Health is defined by the World health Organisation (WHO) as “a state of complete physical, mental and social well-being and not merely the absence of disease and infirmity”. This definition was made in 1948 when the WHO was founded and has not been amended since.

Yesterday, 7th April, was the WHO’s annual World Health Day. This year the focus was on older people and based on the slogan:

‘Good health adds life to years’

You can visit the website using this link to read more, see the inspiring photo gallery and find lots of useful links and articles. The basis of the campaign to improve older people’s health is that ‘healthy behaviours throughout life can help older men and women lead full and productive lives and be a resource for their families and communities’.

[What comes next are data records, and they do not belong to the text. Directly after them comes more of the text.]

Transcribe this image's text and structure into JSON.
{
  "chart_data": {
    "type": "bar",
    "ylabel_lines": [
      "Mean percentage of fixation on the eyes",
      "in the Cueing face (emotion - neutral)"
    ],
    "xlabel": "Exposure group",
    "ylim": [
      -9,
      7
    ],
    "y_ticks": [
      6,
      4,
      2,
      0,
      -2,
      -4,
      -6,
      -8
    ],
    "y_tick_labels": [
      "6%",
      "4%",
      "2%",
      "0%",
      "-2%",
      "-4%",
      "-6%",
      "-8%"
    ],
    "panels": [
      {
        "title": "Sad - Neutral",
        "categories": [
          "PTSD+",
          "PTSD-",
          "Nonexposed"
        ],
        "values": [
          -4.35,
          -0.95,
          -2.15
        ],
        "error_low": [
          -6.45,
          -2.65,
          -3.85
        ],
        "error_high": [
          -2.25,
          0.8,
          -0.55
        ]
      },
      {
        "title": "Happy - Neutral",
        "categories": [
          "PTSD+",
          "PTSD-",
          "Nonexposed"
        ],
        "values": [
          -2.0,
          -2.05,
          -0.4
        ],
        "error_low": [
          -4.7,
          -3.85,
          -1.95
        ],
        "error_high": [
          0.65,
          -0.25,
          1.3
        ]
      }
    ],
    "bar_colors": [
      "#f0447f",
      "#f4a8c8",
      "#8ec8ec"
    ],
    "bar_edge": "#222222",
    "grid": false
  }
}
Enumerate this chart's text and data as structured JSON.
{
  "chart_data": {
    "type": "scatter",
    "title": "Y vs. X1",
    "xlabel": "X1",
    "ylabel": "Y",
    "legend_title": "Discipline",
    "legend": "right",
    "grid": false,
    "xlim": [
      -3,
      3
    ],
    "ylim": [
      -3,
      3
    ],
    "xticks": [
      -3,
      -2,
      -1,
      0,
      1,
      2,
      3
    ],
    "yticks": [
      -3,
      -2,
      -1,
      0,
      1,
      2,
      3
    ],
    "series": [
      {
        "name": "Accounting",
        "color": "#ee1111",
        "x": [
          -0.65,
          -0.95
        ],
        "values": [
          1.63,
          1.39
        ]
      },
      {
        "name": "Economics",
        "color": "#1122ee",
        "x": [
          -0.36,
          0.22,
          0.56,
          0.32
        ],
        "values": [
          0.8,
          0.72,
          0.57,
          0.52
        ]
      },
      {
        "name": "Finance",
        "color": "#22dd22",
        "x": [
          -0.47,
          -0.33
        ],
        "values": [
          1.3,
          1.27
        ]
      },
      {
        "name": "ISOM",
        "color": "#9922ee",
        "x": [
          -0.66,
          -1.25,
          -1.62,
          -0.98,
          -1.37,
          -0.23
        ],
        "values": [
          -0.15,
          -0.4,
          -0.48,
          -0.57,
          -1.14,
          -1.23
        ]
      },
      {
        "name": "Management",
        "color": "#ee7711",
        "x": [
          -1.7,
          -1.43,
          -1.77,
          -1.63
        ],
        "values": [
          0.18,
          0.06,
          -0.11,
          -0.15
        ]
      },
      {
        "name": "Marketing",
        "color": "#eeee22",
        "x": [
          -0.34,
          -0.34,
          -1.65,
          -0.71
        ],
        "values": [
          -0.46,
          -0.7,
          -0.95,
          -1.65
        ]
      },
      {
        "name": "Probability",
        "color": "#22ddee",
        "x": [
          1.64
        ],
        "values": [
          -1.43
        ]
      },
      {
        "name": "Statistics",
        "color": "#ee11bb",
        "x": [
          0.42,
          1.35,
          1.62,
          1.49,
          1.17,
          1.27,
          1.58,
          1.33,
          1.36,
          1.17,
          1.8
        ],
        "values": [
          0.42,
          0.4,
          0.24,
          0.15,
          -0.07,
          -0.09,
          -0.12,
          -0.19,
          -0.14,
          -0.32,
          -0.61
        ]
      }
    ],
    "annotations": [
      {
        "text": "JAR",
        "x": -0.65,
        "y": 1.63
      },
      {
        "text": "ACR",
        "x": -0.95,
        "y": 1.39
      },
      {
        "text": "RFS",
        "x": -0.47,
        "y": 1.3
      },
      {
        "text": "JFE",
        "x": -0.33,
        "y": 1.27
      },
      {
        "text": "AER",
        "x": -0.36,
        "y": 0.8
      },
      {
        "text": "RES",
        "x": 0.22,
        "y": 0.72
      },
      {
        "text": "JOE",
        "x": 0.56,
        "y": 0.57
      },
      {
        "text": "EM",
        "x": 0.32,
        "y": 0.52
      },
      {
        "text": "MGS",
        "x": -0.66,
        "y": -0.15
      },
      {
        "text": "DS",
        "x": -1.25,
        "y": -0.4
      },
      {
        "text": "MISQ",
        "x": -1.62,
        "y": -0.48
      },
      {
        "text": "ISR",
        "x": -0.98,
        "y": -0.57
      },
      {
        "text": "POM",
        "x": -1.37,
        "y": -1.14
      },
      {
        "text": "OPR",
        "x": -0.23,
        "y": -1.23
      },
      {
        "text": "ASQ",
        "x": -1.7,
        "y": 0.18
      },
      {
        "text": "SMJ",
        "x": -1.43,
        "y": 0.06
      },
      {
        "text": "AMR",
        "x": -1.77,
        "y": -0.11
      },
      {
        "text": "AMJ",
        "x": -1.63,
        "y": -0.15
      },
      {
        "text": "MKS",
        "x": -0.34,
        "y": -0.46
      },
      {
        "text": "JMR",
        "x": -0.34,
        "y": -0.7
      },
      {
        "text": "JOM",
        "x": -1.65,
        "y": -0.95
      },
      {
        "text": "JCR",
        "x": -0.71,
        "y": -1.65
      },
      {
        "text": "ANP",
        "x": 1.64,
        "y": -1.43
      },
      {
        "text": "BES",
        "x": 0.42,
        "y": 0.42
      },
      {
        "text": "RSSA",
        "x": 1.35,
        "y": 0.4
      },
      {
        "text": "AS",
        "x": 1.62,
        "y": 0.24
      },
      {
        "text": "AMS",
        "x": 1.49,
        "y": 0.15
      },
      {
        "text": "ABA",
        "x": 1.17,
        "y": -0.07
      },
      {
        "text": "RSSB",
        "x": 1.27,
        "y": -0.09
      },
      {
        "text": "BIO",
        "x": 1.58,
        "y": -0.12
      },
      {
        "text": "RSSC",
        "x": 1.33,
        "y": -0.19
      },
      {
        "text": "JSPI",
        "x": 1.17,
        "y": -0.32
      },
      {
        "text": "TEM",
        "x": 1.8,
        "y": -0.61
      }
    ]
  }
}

Reading this statement re-inforced for me the potential of the Lifestyle Redesign® occupational therapy approach that was the focus of my recent travel award. The approach uses an occupational, or ‘doing’ approach to help people to incorporate health-promoting behaviours in their lives. This can begin as later years approach, a preventative method (see E describing the Well Elderly studies), or could be developed once older age has arrived- I am looking at developing the approach in my own practice for older people at the ‘hopsital/home interface’.

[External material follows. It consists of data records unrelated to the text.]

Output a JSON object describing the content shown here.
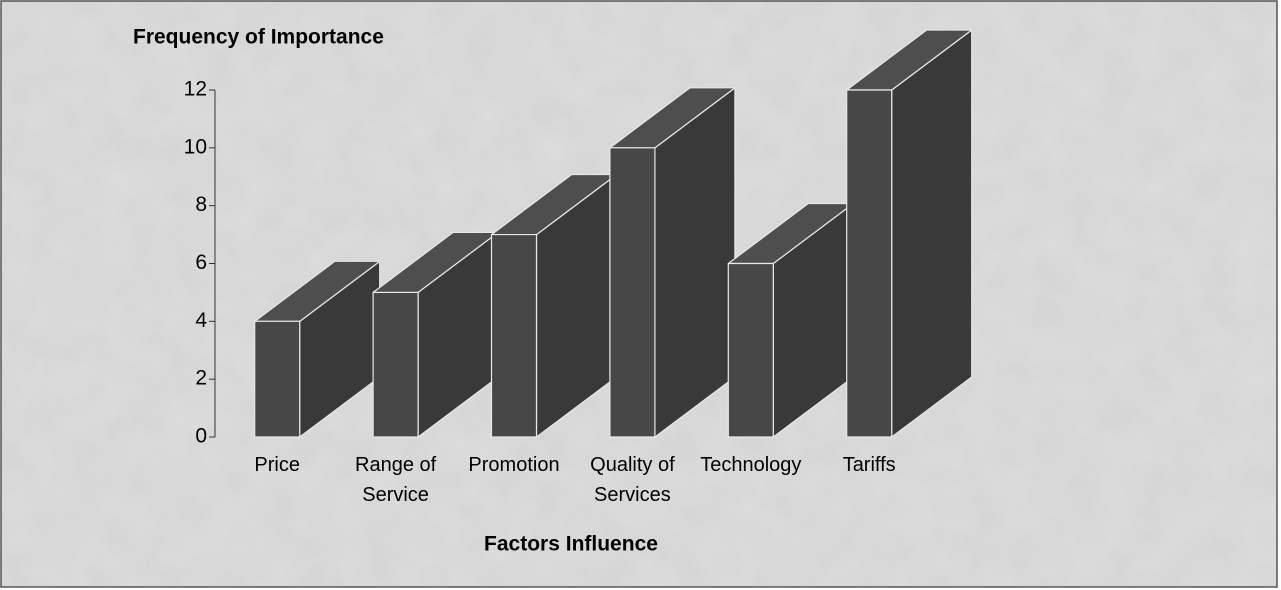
{
  "chart_data": {
    "type": "bar3d",
    "title": "Frequency of Importance",
    "xlabel": "Factors Influence",
    "categories": [
      "Price",
      "Range of Service",
      "Promotion",
      "Quality of Services",
      "Technology",
      "Tariffs"
    ],
    "values": [
      4,
      5,
      7,
      10,
      6,
      12
    ],
    "color": "#474747",
    "ylim": [
      0,
      12
    ],
    "yticks": [
      0,
      2,
      4,
      6,
      8,
      10,
      12
    ]
  }
}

The WHO’s press release for the World Health Day outlines the following 4 actions for governments and societies:

1. Promote good health and healthy behaviours at all ages to prevent or delay the development of chronic diseases.
 2.  Minimize the consequences of chronic disease through early detection and quality care (primary, long-term and palliative care).
 3.  Create physical and social environments that foster the health and participation of older people.
4.    "Reinvent ageing" - changing social attitudes to build a society in which older people are respected and valued.

All of these are reflected in current government policy. Occupational Therapy and OTs can contribute a great deal to this agenda.